The energy they would have used to serve humanity is what they divert to commit all sorts of crime. So, this is the time for us to face the plight of the youth and we can’t do that by singing on the pages of newspapers. We must create an opportunity for them. We must make their issue a front line agenda by creating a martial plan for them. For me, that is the most interesting challenge I want to tackle, if elected governor next year. I’m not saying I know all the answers but they are beginning to come from people I have thrown this question to. That is more important to me than building roads because nobody has constructed more roads than me in Ekiti state. I built the blue hospital. I equally built the best eye hospital in Africa in Ekiti, and in a few period it operated, it recovered many sights from within the South-West, other parts of Nigeria and even from outside the country.

There are strong rumours circulating as we speak that Asiwaju Bola Ahmed Tinubu is backing you in this second mission to govern Ekiti State; is that true?

God is backing me. I also want to say that nobody could have achieved what we are seeing on ground now, if he does not have the backing of God. I also believe that I will be backed by not only Asiwaju Tinubu, but also by Baba Akande, President Muhammadu Buhari, the Vice President and everybody that want the party to win and have a good run in Ekiti. I’m not backed yet, but I will be backed and I’m working towards that.

You were in PDP before you crossed over to the APC. Recently, someone said that APC governorship ticket is not for people with no progressive background, which was a veiled reference to those who defected from other parties; what is your reaction to that?

My reaction would be to know what progressive background means. I was governor of this state and I know that progressive politics is about care and attention to the under-privileged. It is about equity and equitable distribution. When I was governor of this state, I was the first to start a scholarship scheme. There was no scholarship scheme before I came to this place. Bursary was the only thing the state was doing and I told the local government to take over bursary and they did so. So, in addition to bursary, we had scholarship.  I introduced nutritional subsidy for school children twice a week with chocolate tea and egg, yet I’m still not a progressive. I introduced quarterly free surgeries involving more than 2,000 people who are today alive, yet I’m not a progressive.
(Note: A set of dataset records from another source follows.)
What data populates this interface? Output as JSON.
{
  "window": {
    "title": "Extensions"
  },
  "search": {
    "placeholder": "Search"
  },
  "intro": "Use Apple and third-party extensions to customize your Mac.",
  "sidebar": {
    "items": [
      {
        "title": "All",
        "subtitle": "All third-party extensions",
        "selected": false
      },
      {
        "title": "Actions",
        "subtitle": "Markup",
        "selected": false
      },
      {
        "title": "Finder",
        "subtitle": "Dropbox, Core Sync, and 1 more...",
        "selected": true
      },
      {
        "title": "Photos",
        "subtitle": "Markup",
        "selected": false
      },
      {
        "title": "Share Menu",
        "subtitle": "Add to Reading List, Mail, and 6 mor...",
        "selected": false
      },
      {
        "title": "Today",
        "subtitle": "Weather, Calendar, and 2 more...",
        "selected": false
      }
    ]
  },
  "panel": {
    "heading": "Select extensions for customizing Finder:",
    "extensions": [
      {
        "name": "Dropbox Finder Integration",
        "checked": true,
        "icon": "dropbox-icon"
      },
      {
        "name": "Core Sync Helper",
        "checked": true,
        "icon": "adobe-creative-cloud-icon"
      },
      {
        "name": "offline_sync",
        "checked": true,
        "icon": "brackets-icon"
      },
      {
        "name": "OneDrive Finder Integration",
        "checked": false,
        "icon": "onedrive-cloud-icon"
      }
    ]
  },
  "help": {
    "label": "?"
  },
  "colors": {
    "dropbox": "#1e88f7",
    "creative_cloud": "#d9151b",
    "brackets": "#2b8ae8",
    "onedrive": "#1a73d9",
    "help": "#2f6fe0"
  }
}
I abolished the practice of carrying bench and desk to school and ensured that every child had full complement of desk and benches. I ensured that every school had full complement of library. I also ensured that free text books were given to students at senior and junior secondary schools. We ensured that the rich and the poor had equal level of access, yet I’m not a progressive. I recruited over 4000 people at once into the civil service here based purely on merit because I wanted equity, yet I’m not a progressive. So, let all the progressives who are contesting show their credentials, and let’s see who is a progressive. I did not respond because I thought it was no worth responding to. It was not because I don’t have progressive credentials. I believe, without mincing words, that nobody can fault my credentials.

There are insinuations that you are planning to go back to the PDP?

It is good that all these questions are coming in but if I were you, I would ask those rumour peddlers where they got their information from. Why would I go back to PDP; did I owe PDP money that I need to go and pay back? Why will I be going there? I have been here; we conscientiously fought the PDP out of power, with everything we have got. Those peddling the rumours are either bystanders or those who didn’t believe in the agenda of President Buhari and who are now trying to find ways of rubbishing people who believe in the President. I’m a member of the APC and by the grace of God, the deputy national chairman. I don’t know any other party. I have said that if I don’t pick the APC ticket, I would not go to any other party; I don’t have a plan B. My plan A, B or C is APC because I’m not desperate. Why would I be desperate when I know that honour has no equivalent? So if anybody tells you I want to go to the PDP, the question you should ask the person is whether I told him so or if I held any meeting with him where such matter was discussed.